De uma coisa podemos estar certos; existe uma classe de pessoas que nos últimos anos se destacaram por errarem descarada e continuamente tanto diagnósticos como veredictos: os economistas. Desses é que não precisamos mesmo.
Precisamos de inspiração, de convicção, alento, alma, sopro, oxigénio, humanismo, acessibilidade, empatia, naturalidade, numa época de voracidade dos valores éticos, sobretudo na economia, precisamos de restaurar esse património referencial e reverencial também na pessoa que institucionalmente queremos que nos represente. Alguém que seja Portugal, porque é isso que é ser presidente da República: alguém que saiba como se é Portugal.
Não precisamos de quem, como Cavaco, nos diga que os tempos são “insustentáveis” e vão ser piores. Precisamos de quem, como Alegre, nos diga que os tempos são “insustentáveis” e vão ser melhores. É essa a grande diferença entre os dois.
Por isso creio nisto: num momento como o presente, não nos podemos dar ao luxo de desaproveitar a severidade potente da poesia.

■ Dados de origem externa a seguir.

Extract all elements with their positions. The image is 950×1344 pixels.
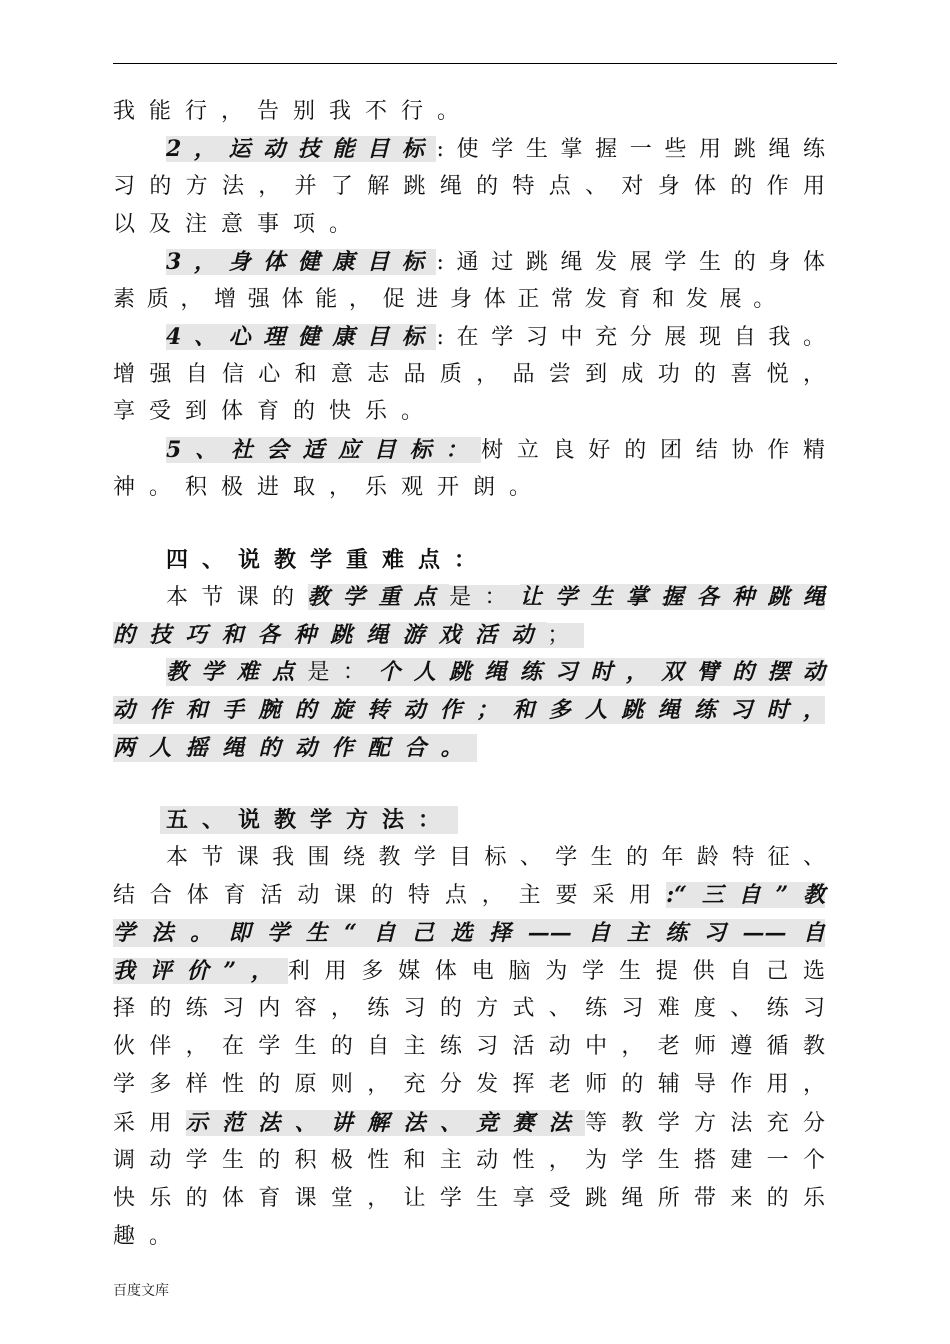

Fui há dias ao jantar caldense de candidatura do Manuel Alegre. Sala cheia. Fez uma “exposição de factos”, à maneira do Salgado Zenha. Apresentou-nos uma campanha relevante, inteligente e gerida com frugalidade judiciosa. Um belíssimo discurso de quem, evidentemente aprendeu com as últimas eleições. Bem mais acutilante e rigoroso, dominando aspectos fulcrais que, nas últimas eleições, lhe serviam mal nos ombros. Já o disse noutro lugar, aplaudi um discurso digno de quem reassume a extraordinária infelicidade de se ter tornado relevante e, no caso presente, imprescindível para quem se assume de esquerda. É um facto inegável. Leia-se o artigo de Boaventura de Sousa Santos e tomem-se dali decisões. Ninguém poderá deixar de ir votar. Se podemos vencer Cavaco? (Por falar em poesia e presidentes), yes, we can. Ai, não que não can. Desta vez é literal: votar noutro candidato é votar Cavaco. Portugal precisa de uma segunda volta como de pão para a boca.
Nas últimas eleições era Manuel Alegre quem tinha de provar que merecia ter a esquerda do seu lado.
Desta vez é a esquerda que tem de provar que merece Manuel Alegre.
Por isso creio nisto e tive o prazer de o dizer pessoalmente a Manuel Alegre: num momento como o presente, não nos podemos dar ao luxo de renunciar a poesia. Como avisou Lincoln, se não vivermos a vida, antes que arrefeça, se não conservarmos a esperança, “a luz solar cedo se perde em sombra”.